Saturday, May 5, 2007

Tackling climate change: A bargain

A Bargain


From the Economist, May 4, 2007:

This story eventually gets down to an estimate of what it would cost to alleviate the problem of global warming:


"And what is the right price? The report says that to stabilise greenhouse-gas concentrations at 550 parts per million (a level most scientists think safeish) would require a price of $20-50 per tonne of carbon by 2020-30. That is along the lines of the carbon price established the European Emissions-Trading Scheme, which varied between $6 and $40 in 2005-06. It has not bankrupted the European economy so far. The IPCC’s economic models reckon, on average, that if the world adopted such a price the global economy would be 1.3% smaller than it otherwise would have been by 2050; or, put another way, global economic growth would be 0.1% a year lower than it otherwise would have been."
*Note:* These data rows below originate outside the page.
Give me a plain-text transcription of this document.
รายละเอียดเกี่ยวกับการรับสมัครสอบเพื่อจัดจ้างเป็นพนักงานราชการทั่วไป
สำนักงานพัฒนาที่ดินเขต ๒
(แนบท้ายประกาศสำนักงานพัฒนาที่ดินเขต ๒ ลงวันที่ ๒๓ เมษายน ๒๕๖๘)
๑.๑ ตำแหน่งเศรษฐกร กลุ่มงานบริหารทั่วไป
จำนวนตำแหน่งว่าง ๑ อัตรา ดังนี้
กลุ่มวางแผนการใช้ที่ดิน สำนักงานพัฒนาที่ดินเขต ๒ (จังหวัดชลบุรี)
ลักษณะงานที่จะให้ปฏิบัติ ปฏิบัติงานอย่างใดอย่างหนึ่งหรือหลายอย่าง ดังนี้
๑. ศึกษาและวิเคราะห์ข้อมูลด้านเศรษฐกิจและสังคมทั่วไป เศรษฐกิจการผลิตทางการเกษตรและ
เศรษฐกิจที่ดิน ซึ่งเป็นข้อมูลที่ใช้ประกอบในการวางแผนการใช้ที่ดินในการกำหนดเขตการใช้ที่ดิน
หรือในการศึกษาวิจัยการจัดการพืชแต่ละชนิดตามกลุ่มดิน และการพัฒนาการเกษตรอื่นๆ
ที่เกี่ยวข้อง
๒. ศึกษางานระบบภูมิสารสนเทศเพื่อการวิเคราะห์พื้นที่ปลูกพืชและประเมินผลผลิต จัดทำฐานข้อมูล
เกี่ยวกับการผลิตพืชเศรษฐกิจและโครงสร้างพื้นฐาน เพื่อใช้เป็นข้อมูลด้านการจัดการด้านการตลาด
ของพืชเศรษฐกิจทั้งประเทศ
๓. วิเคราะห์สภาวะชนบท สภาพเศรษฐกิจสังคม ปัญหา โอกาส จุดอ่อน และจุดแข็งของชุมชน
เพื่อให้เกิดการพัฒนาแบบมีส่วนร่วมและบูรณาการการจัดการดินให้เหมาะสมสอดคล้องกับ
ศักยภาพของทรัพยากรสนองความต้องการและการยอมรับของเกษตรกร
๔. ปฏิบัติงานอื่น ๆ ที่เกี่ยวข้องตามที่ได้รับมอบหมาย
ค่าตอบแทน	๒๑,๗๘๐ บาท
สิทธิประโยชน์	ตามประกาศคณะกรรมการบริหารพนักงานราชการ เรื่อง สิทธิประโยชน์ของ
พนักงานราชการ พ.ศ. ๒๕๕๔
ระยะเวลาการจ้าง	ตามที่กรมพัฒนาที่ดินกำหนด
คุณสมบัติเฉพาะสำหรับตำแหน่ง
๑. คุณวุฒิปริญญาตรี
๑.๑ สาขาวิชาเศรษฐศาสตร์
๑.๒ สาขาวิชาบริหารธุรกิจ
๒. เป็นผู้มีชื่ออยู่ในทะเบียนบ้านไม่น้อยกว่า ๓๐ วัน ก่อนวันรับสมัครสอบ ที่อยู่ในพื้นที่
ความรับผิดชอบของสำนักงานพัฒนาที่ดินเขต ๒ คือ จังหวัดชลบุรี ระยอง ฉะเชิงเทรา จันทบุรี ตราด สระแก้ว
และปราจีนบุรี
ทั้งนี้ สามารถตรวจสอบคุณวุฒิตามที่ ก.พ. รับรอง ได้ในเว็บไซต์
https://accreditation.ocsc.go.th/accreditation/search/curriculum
My Take: This is obviously a deal; put simply, it's the cost of doing business. If we fail to act, the costs to our global society would be unimaginable; if we think of no other scenario, think about the unrest that would be caused by rising sea levels displacing the great portion of the world's populations that live seaside. The positive envirohuman impact of putting a price on polluting is far reaching, because until we do so, most businesses will continue to pollute, if for no other reason, it's cheaper in the short term to do so.